Parmi les hommes de la 101st Division américaine se trouvait une poignée de soldats spécialement entrainés pour la destruction d'objectifs en arrière des lignes ennemies. Ils composaient une sous-unité du quartier général régimentaire du 506th Parachute Infantry Regiment. Au départ l'unité était composée de 13 hommes qui allaient très vite se démarquer du reste de la division. Ils avaient un mépris général de toute autorité militaire, mais possédaient une bonne dose de courage. Rapidement ils reçurent le sobriquet de Filthy Thirteen (Les 13 dégeulasses).

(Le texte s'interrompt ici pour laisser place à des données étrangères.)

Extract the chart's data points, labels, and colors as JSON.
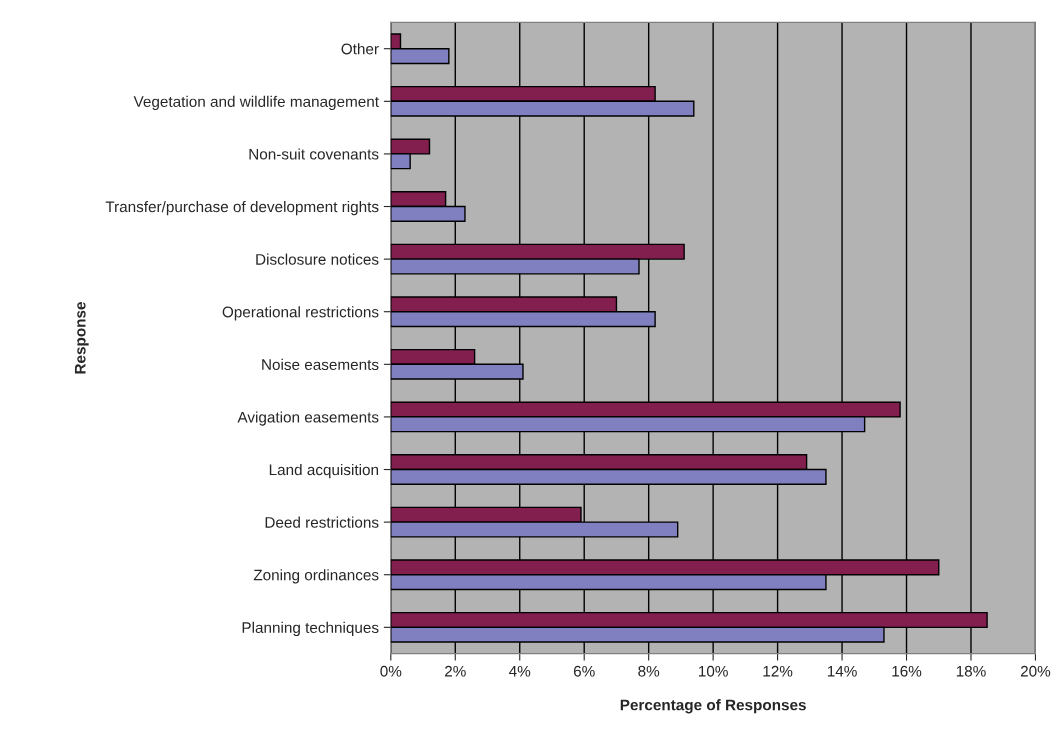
{
  "chart_data": {
    "type": "bar",
    "orientation": "horizontal",
    "xlabel": "Percentage of Responses",
    "ylabel": "Response",
    "categories": [
      "Other",
      "Vegetation and wildlife management",
      "Non-suit covenants",
      "Transfer/purchase of development rights",
      "Disclosure notices",
      "Operational restrictions",
      "Noise easements",
      "Avigation easements",
      "Land acquisition",
      "Deed restrictions",
      "Zoning ordinances",
      "Planning techniques"
    ],
    "series": [
      {
        "color": "#821f4f",
        "values": [
          0.3,
          8.2,
          1.2,
          1.7,
          9.1,
          7.0,
          2.6,
          15.8,
          12.9,
          5.9,
          17.0,
          18.5
        ]
      },
      {
        "color": "#8080c0",
        "values": [
          1.8,
          9.4,
          0.6,
          2.3,
          7.7,
          8.2,
          4.1,
          14.7,
          13.5,
          8.9,
          13.5,
          15.3
        ]
      }
    ],
    "xlim": [
      0,
      20
    ],
    "xticks": [
      {
        "value": 0,
        "label": "0%"
      },
      {
        "value": 2,
        "label": "2%"
      },
      {
        "value": 4,
        "label": "4%"
      },
      {
        "value": 6,
        "label": "6%"
      },
      {
        "value": 8,
        "label": "8%"
      },
      {
        "value": 10,
        "label": "10%"
      },
      {
        "value": 12,
        "label": "12%"
      },
      {
        "value": 14,
        "label": "14%"
      },
      {
        "value": 16,
        "label": "16%"
      },
      {
        "value": 18,
        "label": "18%"
      },
      {
        "value": 20,
        "label": "20%"
      }
    ],
    "grid": "x"
  }
}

Leur surnom provient de l'entrainement en Angleterre. Pendant cette période ils ne se lavaient et rasaient qu'une fois par semaine, idem pour les uniformes qui ne furent jamais lavés, mais contrairement aux idées reçues ces hommes n'étaient pas composés de détenus des prisons militaires. Le groupe était commandé par le sergent Jake McNiece, un métis à moitié indien natif d'Oklahoma. Le 5 juin alors que les parachutistes se préparaient sur le terrain d'Exeter, le sergent se rase la tête à la façon des Iroquois et se fait des peintures de guerre sur le visage, pour renforcer l'esprit de corps ses hommes font de même. Celà fera peu être peur aux Allemands qu'ils verront une fois en Normandie, mais alimentera également la légende des parachutistes indiens propagée par certains civils français.
Leur mission consistait à la capture d'un pont à Brévands avec l'aide des membres du 326th Airborne Engineer Battalion. (génie aéroportée de la 101st division). Au cours des semaines suivantes le sergent Jake McNiece va perdre beaucoup de ses hommes. L'histoire de cette petite unité inspira Hollywood et servit de modèle au film "les douze salopards" (The Dirty Dozen).